Patient population
Among 95 consecutive patients who underwent lung perfusion SPECT and lung CT within 14 days because of suspected PE between June 2019 and August 2020 in department of cardiovascular medicine, we identified 28 patients (73 ± 10 years) who had normal pulmonary artery on contrast lung CT (Fig. 1). The institutional review board approved this retrospective study, and the requirement to obtain informed consent was waived (M20076).
Lung planar scan and perfusion SPECT
Lung planar and lung perfusion SPECT was performed using a dual-head gamma camera (Infinia, GE Healthcare, Buckinghamshire, UK) equipped with low-energy, high-resolution collimators. Planar images were recorded for 10 s each in the anterior and posterior views at deep-intake and free-breathing conditions after injecting 370 MBq of technetium-99m-macroaggregated albumin (99mTc-MAA) with the patient in a supine position. Subsequently, SPECT data were acquired with 72 projections over an orbit of 360 degrees per step and 15 s per projection in free-breathing conditions. The image matrix size was 128 × 128. The image reconstruction was performed using filtered back projection and processed with Butterworth prefiltering (critical frequency 0.5, power 10.0).
Chest CT
Data from chest CT performed within 14 days before and after lung perfusion SPECT were used (Aquilion Precision; Canon medical systems, Tokyo, Japan). Patients were scanned in the supine position with the following acquisition parameters: tube voltage, 100 kV at auto mA; rotation time, 0.5 s; collimation, 0.25 × 160 mm; and pitch, 1.381. Patients received IV injections of 80 ml Omnipaque-350 contrast at 3.5–4.5 ml/s via IV access, followed by a 40 ml saline flush. Individual contrast optimization was achieved by using a 20 ml test bolus in the right ventricle with a trigger level of 150 HU. An additional delay of 11 s was added before image acquisition in every examination. All scans were reconstructed as 2.0-mm-thick slices with an increment of 2.0 mm.
Breathing synchronization software
Step 1
In this step, the original anterior and posterior planar images were summed into one planar image to perform in the step that followed. The summed planar image at deep intake (A) was created from the original anterior and posterior planar images. The summed planar image at free breathing (B) was created from the original anterior and posterior planar images (Fig. 2 Step 1).
Step 2
In this step, planar images matched the pixel and matrix size with that of the original SPECT coronal image by aligning the images. The aligned planar image at deep intake (C) was created by aligning image A with the original SPECT coronal image as a reference, using rigid-body transformation with the cost function of mean squared error. The aligned planar image at free breathing (D) was created from image B with the same parameters as rigid-body transformation (Fig. 2 Step 2).
Step 3
In this step, the two optimized variables (X and Y) were calculated for scaling from the aligned planar image at free breathing to the aligned planar image at deep intake. The scaled planar image (E) was created from image D and deformed using the following two scaling parameters: X, which is the baseline position to scale image D, and Y, which is the magnification value to scale image D below X. The two parameters (X and Y) were calculated to maximize the agreement between image C as a reference and image E using normalized mutual information (NMI) (Fig. 2 Step 3).
Step 4
The scaled SPECT image was created from the original SPECT image and deformed using the two parameters (X, Y) (Fig. 2 Step 4).

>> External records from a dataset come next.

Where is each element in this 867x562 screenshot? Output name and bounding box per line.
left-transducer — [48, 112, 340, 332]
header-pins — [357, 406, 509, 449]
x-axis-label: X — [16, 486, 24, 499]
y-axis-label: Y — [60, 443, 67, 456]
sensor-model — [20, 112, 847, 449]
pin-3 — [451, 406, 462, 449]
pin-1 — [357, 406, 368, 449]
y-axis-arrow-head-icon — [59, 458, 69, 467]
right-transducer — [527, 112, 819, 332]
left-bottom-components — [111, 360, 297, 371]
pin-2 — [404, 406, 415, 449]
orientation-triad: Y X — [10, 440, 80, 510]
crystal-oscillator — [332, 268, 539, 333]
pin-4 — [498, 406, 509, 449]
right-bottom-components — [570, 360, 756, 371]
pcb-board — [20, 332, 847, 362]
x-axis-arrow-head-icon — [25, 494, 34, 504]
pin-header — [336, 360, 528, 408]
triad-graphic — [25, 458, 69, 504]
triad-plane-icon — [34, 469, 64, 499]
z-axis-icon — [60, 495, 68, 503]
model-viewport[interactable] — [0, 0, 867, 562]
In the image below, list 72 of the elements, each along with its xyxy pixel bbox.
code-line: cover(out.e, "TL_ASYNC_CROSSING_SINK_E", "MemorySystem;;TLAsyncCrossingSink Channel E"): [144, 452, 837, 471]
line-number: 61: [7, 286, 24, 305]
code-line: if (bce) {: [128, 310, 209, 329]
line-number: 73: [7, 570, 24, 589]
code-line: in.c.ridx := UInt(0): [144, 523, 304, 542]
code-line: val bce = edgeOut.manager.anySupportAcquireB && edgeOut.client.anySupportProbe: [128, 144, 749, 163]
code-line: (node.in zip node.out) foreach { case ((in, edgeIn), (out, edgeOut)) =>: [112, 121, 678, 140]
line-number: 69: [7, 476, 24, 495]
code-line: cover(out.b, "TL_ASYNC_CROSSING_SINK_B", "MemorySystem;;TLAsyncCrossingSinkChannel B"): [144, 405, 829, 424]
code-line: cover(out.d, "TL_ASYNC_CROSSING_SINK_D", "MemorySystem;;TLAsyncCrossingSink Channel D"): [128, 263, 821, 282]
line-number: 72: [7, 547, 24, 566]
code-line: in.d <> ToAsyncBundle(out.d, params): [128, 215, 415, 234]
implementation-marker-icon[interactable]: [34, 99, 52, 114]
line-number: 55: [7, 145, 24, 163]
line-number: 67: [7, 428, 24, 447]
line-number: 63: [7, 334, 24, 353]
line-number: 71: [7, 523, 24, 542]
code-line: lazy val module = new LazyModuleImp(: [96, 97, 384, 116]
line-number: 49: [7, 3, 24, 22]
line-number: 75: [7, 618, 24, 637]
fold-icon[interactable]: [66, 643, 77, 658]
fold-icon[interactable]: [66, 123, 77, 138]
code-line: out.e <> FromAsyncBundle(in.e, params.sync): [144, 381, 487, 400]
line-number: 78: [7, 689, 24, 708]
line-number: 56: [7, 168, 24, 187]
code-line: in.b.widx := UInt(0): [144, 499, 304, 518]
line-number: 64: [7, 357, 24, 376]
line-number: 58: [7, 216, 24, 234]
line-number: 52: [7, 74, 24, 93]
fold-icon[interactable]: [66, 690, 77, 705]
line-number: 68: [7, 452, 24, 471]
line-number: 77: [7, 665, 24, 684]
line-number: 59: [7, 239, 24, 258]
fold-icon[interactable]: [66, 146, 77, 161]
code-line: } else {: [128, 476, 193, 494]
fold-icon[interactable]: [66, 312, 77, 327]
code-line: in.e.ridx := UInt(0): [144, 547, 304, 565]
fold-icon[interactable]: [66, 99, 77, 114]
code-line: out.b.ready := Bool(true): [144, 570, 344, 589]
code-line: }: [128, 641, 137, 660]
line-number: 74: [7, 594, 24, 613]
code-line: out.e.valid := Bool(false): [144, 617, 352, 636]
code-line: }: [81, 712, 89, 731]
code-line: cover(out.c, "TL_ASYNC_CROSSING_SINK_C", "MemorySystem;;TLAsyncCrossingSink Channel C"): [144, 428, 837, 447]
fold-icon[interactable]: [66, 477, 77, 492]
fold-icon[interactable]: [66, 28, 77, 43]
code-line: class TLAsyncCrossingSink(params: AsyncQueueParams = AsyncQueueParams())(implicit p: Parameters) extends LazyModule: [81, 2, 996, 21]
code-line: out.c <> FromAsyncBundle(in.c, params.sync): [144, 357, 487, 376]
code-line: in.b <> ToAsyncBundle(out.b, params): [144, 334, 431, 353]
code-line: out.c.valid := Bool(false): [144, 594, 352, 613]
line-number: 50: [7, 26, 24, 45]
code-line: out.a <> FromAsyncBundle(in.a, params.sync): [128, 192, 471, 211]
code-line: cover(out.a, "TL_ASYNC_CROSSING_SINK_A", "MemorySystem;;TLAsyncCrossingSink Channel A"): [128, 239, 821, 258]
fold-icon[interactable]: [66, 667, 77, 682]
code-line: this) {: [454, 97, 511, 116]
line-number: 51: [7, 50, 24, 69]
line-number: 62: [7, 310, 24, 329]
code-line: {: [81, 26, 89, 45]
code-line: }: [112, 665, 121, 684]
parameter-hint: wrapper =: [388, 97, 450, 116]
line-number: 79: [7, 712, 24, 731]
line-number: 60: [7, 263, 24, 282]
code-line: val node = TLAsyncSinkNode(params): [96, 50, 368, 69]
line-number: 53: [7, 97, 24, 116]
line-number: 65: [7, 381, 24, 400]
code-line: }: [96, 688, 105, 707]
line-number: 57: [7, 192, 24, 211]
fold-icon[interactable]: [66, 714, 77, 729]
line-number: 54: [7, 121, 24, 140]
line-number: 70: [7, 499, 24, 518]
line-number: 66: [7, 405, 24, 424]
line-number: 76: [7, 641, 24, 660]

Assessment of conformity between lung perfusion SPECT and lung CT and statistical analysis
Lung perfusion SPECT images and chest CT images were analyzed using a workstation (SYNAPSE VINCENT; FUJIFILM Medical Co., Ltd, Tokyo, Japan). The lungs volume was calculated from the original and scaled lung perfusion SPECT. The scaled lung perfusion SPECT was obtained using the breathing synchronization software. The edge of the lung perfusion SPECT was determined at 5–20% of the maximum counts using a histogram (Fig. 3). Lung volume as the gold standard was defined as the lung volume seen on chest CT. All lung volumes were calculated using the workstation. We compared the lung volumes, including those calculated from the original lung perfusion SPECT and the lung perfusion SPECT using the breathing synchronization software (the scaled SPECT image in each cutoff of the maximum counts) and lung CT using Dunnett’s test. Visual conformity between the lung SPECT images obtained with and without the use of the software and the lung CT image was scored 0–4 (0: 0–25%, 1: 25–50%, 2: 50–75%, 3: 75–90%, 4: > 90%) by two specialists in nuclear medicine and assessed. The Mann–Whitney U test was used to compare the scores between the original lung perfusion SPECT and the lung perfusion SPECT performed using the breathing synchronization software, the scaled SPECT image.